Where the bridge out at Woodley did stride,
 Wi’ his wide arches’ cool sheäded bow,
Up above the clear brook that did slide
 By the popples, befoam’d white as snow:
As the gilcups did quiver among
 The white deäisies, a-spread in a sheet.
There a quick-trippèn maïd come along,—
 Aye, a girl wi’ her light-steppèn veet.

An’ she cried “I do praÿ, is the road
 Out to Lincham on here, by the meäd?”
An’ “oh! ees,” I meäde answer, an’ show’d
 Her the way it would turn an’ would leäd:
“Goo along by the beech in the nook,
 Where the childern do plaÿ in the cool,
To the steppèn stwones over the brook,—
 Aye, the grey blocks o’ rock at the pool.”

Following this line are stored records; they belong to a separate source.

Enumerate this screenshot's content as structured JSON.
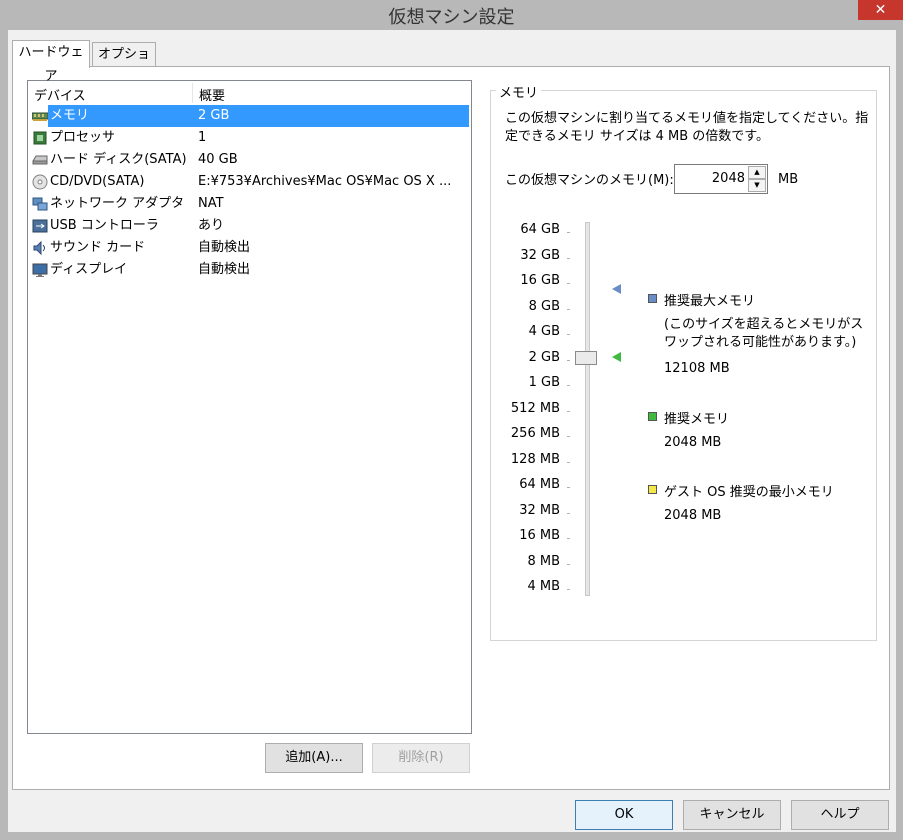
{
  "window": {
    "title": "仮想マシン設定",
    "close_glyph": "✕"
  },
  "tabs": [
    {
      "label": "ハードウェア",
      "active": true
    },
    {
      "label": "オプション",
      "active": false
    }
  ],
  "device_list": {
    "columns": [
      "デバイス",
      "概要"
    ],
    "rows": [
      {
        "icon": "memory-icon",
        "device": "メモリ",
        "summary": "2 GB",
        "selected": true
      },
      {
        "icon": "processor-icon",
        "device": "プロセッサ",
        "summary": "1"
      },
      {
        "icon": "hard-disk-icon",
        "device": "ハード ディスク(SATA)",
        "summary": "40 GB"
      },
      {
        "icon": "cd-dvd-icon",
        "device": "CD/DVD(SATA)",
        "summary": "E:¥753¥Archives¥Mac OS¥Mac OS X ..."
      },
      {
        "icon": "network-adapter-icon",
        "device": "ネットワーク アダプタ",
        "summary": "NAT"
      },
      {
        "icon": "usb-icon",
        "device": "USB コントローラ",
        "summary": "あり"
      },
      {
        "icon": "sound-card-icon",
        "device": "サウンド カード",
        "summary": "自動検出"
      },
      {
        "icon": "display-icon",
        "device": "ディスプレイ",
        "summary": "自動検出"
      }
    ]
  },
  "buttons": {
    "add": "追加(A)...",
    "remove": "削除(R)",
    "ok": "OK",
    "cancel": "キャンセル",
    "help": "ヘルプ"
  },
  "memory": {
    "group_title": "メモリ",
    "description": "この仮想マシンに割り当てるメモリ値を指定してください。指定できるメモリ サイズは 4 MB の倍数です。",
    "field_label": "この仮想マシンのメモリ(M):",
    "value": "2048",
    "unit": "MB",
    "scale": [
      "64 GB",
      "32 GB",
      "16 GB",
      "8 GB",
      "4 GB",
      "2 GB",
      "1 GB",
      "512 MB",
      "256 MB",
      "128 MB",
      "64 MB",
      "32 MB",
      "16 MB",
      "8 MB",
      "4 MB"
    ],
    "slider_value": "2 GB",
    "legend": {
      "max": {
        "label": "推奨最大メモリ",
        "note": "(このサイズを超えるとメモリがスワップされる可能性があります。)",
        "value": "12108 MB",
        "color": "#6a8cc7"
      },
      "recommended": {
        "label": "推奨メモリ",
        "value": "2048 MB",
        "color": "#3fb93f"
      },
      "min": {
        "label": "ゲスト OS 推奨の最小メモリ",
        "value": "2048 MB",
        "color": "#f2e84a"
      }
    }
  }
}
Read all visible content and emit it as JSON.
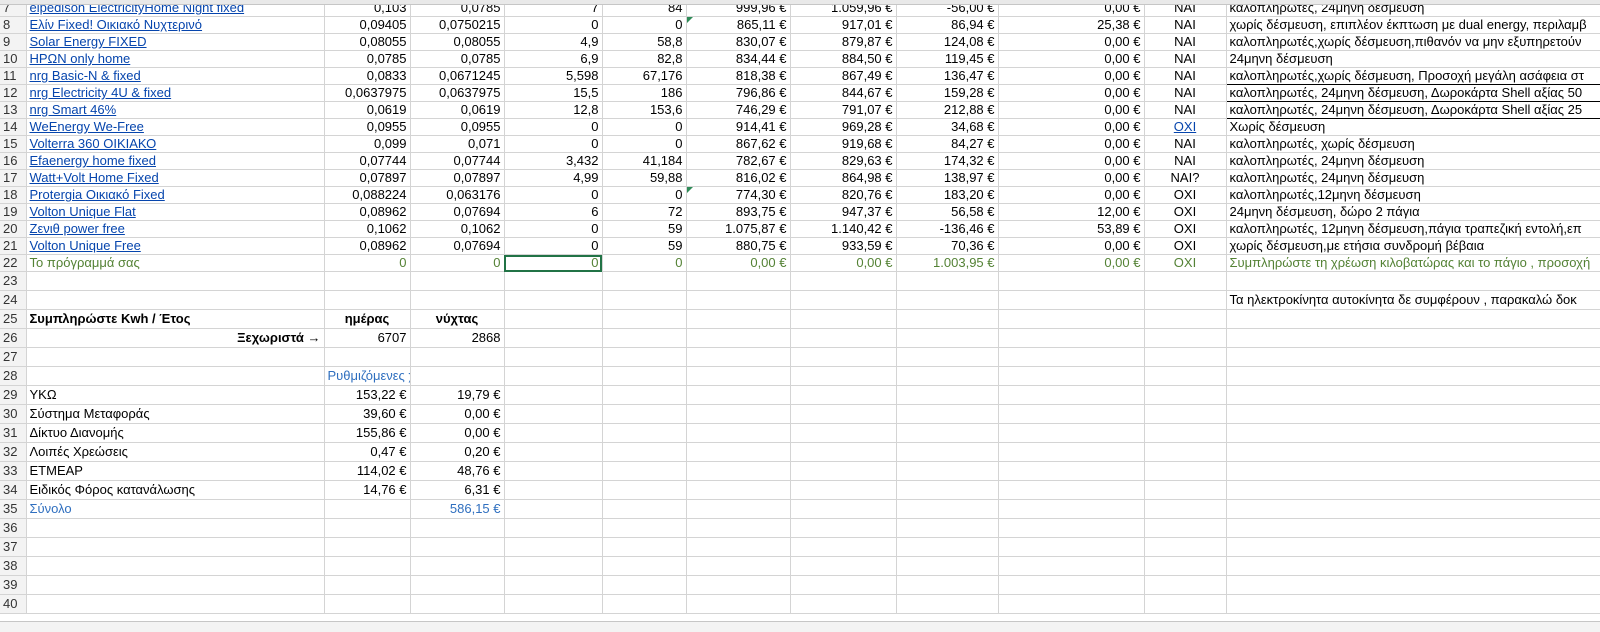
{
  "rows": [
    {
      "n": "7",
      "c": [
        "elpedison ElectricityHome Night fixed",
        "0,103",
        "0,0785",
        "7",
        "84",
        "999,96 €",
        "1.059,96 €",
        "-56,00 €",
        "0,00 €",
        "ΝΑΙ",
        "καλοπληρωτές, 24μηνη δέσμευση"
      ]
    },
    {
      "n": "8",
      "c": [
        "Ελίν Fixed! Οικιακό Νυχτερινό",
        "0,09405",
        "0,0750215",
        "0",
        "0",
        "865,11 €",
        "917,01 €",
        "86,94 €",
        "25,38 €",
        "ΝΑΙ",
        "χωρίς δέσμευση, επιπλέον έκπτωση με dual energy, περιλαμβ"
      ]
    },
    {
      "n": "9",
      "c": [
        "Solar Energy FIXED",
        "0,08055",
        "0,08055",
        "4,9",
        "58,8",
        "830,07 €",
        "879,87 €",
        "124,08 €",
        "0,00 €",
        "ΝΑΙ",
        "καλοπληρωτές,χωρίς δέσμευση,πιθανόν να μην εξυπηρετούν"
      ]
    },
    {
      "n": "10",
      "c": [
        "ΗΡΩΝ only home",
        "0,0785",
        "0,0785",
        "6,9",
        "82,8",
        "834,44 €",
        "884,50 €",
        "119,45 €",
        "0,00 €",
        "ΝΑΙ",
        "24μηνη δέσμευση"
      ]
    },
    {
      "n": "11",
      "c": [
        "nrg Basic-N & fixed",
        "0,0833",
        "0,0671245",
        "5,598",
        "67,176",
        "818,38 €",
        "867,49 €",
        "136,47 €",
        "0,00 €",
        "ΝΑΙ",
        "καλοπληρωτές,χωρίς δέσμευση, Προσοχή μεγάλη ασάφεια στ"
      ]
    },
    {
      "n": "12",
      "c": [
        "nrg Electricity 4U & fixed",
        "0,0637975",
        "0,0637975",
        "15,5",
        "186",
        "796,86 €",
        "844,67 €",
        "159,28 €",
        "0,00 €",
        "ΝΑΙ",
        "καλοπληρωτές, 24μηνη δέσμευση, Δωροκάρτα Shell αξίας 50"
      ]
    },
    {
      "n": "13",
      "c": [
        "nrg Smart 46%",
        "0,0619",
        "0,0619",
        "12,8",
        "153,6",
        "746,29 €",
        "791,07 €",
        "212,88 €",
        "0,00 €",
        "ΝΑΙ",
        "καλοπληρωτές, 24μηνη δέσμευση, Δωροκάρτα Shell αξίας 25"
      ]
    },
    {
      "n": "14",
      "c": [
        "WeEnergy We-Free",
        "0,0955",
        "0,0955",
        "0",
        "0",
        "914,41 €",
        "969,28 €",
        "34,68 €",
        "0,00 €",
        "ΟΧΙ",
        "Χωρίς δέσμευση"
      ]
    },
    {
      "n": "15",
      "c": [
        "Volterra 360 ΟΙΚΙΑΚΟ",
        "0,099",
        "0,071",
        "0",
        "0",
        "867,62 €",
        "919,68 €",
        "84,27 €",
        "0,00 €",
        "ΝΑΙ",
        "καλοπληρωτές, χωρίς δέσμευση"
      ]
    },
    {
      "n": "16",
      "c": [
        "Efaenergy home fixed",
        "0,07744",
        "0,07744",
        "3,432",
        "41,184",
        "782,67 €",
        "829,63 €",
        "174,32 €",
        "0,00 €",
        "ΝΑΙ",
        "καλοπληρωτές, 24μηνη δέσμευση"
      ]
    },
    {
      "n": "17",
      "c": [
        "Watt+Volt Home Fixed",
        "0,07897",
        "0,07897",
        "4,99",
        "59,88",
        "816,02 €",
        "864,98 €",
        "138,97 €",
        "0,00 €",
        "ΝΑΙ?",
        "καλοπληρωτές, 24μηνη δέσμευση"
      ]
    },
    {
      "n": "18",
      "c": [
        "Protergia Οικιακό Fixed",
        "0,088224",
        "0,063176",
        "0",
        "0",
        "774,30 €",
        "820,76 €",
        "183,20 €",
        "0,00 €",
        "ΟΧΙ",
        "καλοπληρωτές,12μηνη δέσμευση"
      ]
    },
    {
      "n": "19",
      "c": [
        "Volton Unique Flat",
        "0,08962",
        "0,07694",
        "6",
        "72",
        "893,75 €",
        "947,37 €",
        "56,58 €",
        "12,00 €",
        "ΟΧΙ",
        "24μηνη δέσμευση, δώρο 2 πάγια"
      ]
    },
    {
      "n": "20",
      "c": [
        "Ζενιθ power free",
        "0,1062",
        "0,1062",
        "0",
        "59",
        "1.075,87 €",
        "1.140,42 €",
        "-136,46 €",
        "53,89 €",
        "ΟΧΙ",
        "καλοπληρωτές, 12μηνη δέσμευση,πάγια τραπεζική εντολή,επ"
      ]
    },
    {
      "n": "21",
      "c": [
        "Volton Unique Free",
        "0,08962",
        "0,07694",
        "0",
        "59",
        "880,75 €",
        "933,59 €",
        "70,36 €",
        "0,00 €",
        "ΟΧΙ",
        "χωρίς δέσμευση,με ετήσια συνδρομή βέβαια"
      ]
    },
    {
      "n": "22",
      "c": [
        "Το πρόγραμμά σας",
        "0",
        "0",
        "0",
        "0",
        "0,00 €",
        "0,00 €",
        "1.003,95 €",
        "0,00 €",
        "ΟΧΙ",
        "Συμπληρώστε τη χρέωση κιλοβατώρας και το πάγιο , προσοχή"
      ]
    },
    {
      "n": "23",
      "c": [
        "",
        "",
        "",
        "",
        "",
        "",
        "",
        "",
        "",
        "",
        ""
      ]
    },
    {
      "n": "24",
      "c": [
        "",
        "",
        "",
        "",
        "",
        "",
        "",
        "",
        "",
        "",
        "Τα ηλεκτροκίνητα αυτοκίνητα δε συμφέρουν , παρακαλώ δοκ"
      ]
    },
    {
      "n": "25",
      "c": [
        "Συμπληρώστε Kwh / Έτος",
        "ημέρας",
        "νύχτας",
        "",
        "",
        "",
        "",
        "",
        "",
        "",
        ""
      ]
    },
    {
      "n": "26",
      "c": [
        "Ξεχωριστά →",
        "6707",
        "2868",
        "",
        "",
        "",
        "",
        "",
        "",
        "",
        ""
      ]
    },
    {
      "n": "27",
      "c": [
        "",
        "",
        "",
        "",
        "",
        "",
        "",
        "",
        "",
        "",
        ""
      ]
    },
    {
      "n": "28",
      "c": [
        "",
        "Ρυθμιζόμενες χρεώσεις",
        "",
        "",
        "",
        "",
        "",
        "",
        "",
        "",
        ""
      ]
    },
    {
      "n": "29",
      "c": [
        "ΥΚΩ",
        "153,22 €",
        "19,79 €",
        "",
        "",
        "",
        "",
        "",
        "",
        "",
        ""
      ]
    },
    {
      "n": "30",
      "c": [
        "Σύστημα Μεταφοράς",
        "39,60 €",
        "0,00 €",
        "",
        "",
        "",
        "",
        "",
        "",
        "",
        ""
      ]
    },
    {
      "n": "31",
      "c": [
        "Δίκτυο Διανομής",
        "155,86 €",
        "0,00 €",
        "",
        "",
        "",
        "",
        "",
        "",
        "",
        ""
      ]
    },
    {
      "n": "32",
      "c": [
        "Λοιπές Χρεώσεις",
        "0,47 €",
        "0,20 €",
        "",
        "",
        "",
        "",
        "",
        "",
        "",
        ""
      ]
    },
    {
      "n": "33",
      "c": [
        "ΕΤΜΕΑΡ",
        "114,02 €",
        "48,76 €",
        "",
        "",
        "",
        "",
        "",
        "",
        "",
        ""
      ]
    },
    {
      "n": "34",
      "c": [
        "Ειδικός Φόρος κατανάλωσης",
        "14,76 €",
        "6,31 €",
        "",
        "",
        "",
        "",
        "",
        "",
        "",
        ""
      ]
    },
    {
      "n": "35",
      "c": [
        "Σύνολο",
        "",
        "586,15 €",
        "",
        "",
        "",
        "",
        "",
        "",
        "",
        ""
      ]
    },
    {
      "n": "36",
      "c": [
        "",
        "",
        "",
        "",
        "",
        "",
        "",
        "",
        "",
        "",
        ""
      ]
    },
    {
      "n": "37",
      "c": [
        "",
        "",
        "",
        "",
        "",
        "",
        "",
        "",
        "",
        "",
        ""
      ]
    },
    {
      "n": "38",
      "c": [
        "",
        "",
        "",
        "",
        "",
        "",
        "",
        "",
        "",
        "",
        ""
      ]
    },
    {
      "n": "39",
      "c": [
        "",
        "",
        "",
        "",
        "",
        "",
        "",
        "",
        "",
        "",
        ""
      ]
    },
    {
      "n": "40",
      "c": [
        "",
        "",
        "",
        "",
        "",
        "",
        "",
        "",
        "",
        "",
        ""
      ]
    }
  ]
}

“Then you don’t seem a-born an’ a-bred,”
 I spoke up, “at a place here about;”
An’ she answer’d wi’ cheäks up so red
 As a pi’ny but leäte a-come out,
“No, I liv’d wi’ my uncle that died
 Back in Eäpril, an’ now I’m a-come
Here to Ham, to my mother, to bide,—
 Aye, to her house to vind a new hwome,”

I’m asheämed that I wanted to know
 Any mwore of her childhood or life,
But then, why should so feäir a child grow
 Where noo father did bide wi’ his wife;
Then wi’ blushes of zunrisèn morn,
 She replied “that it midden be known,
“Oh! they zent me awaÿ to be born,—[1]
 Aye, they hid me when zome would be shown.”

Oh! it meäde me a’most teary-ey’d,
 An’ I vound I a’most could ha’ groan’d—
What! so winnèn, an’ still cast a-zide—
 What! so lovely, an’ not to be own’d;
Oh! a God-gift a-treated wi’ scorn,
 Oh! a child that a squier should own;
An’ to zend her awaÿ to be born!—
 Aye, to hide her where others be shown!

  1. Words once spoken to the writer.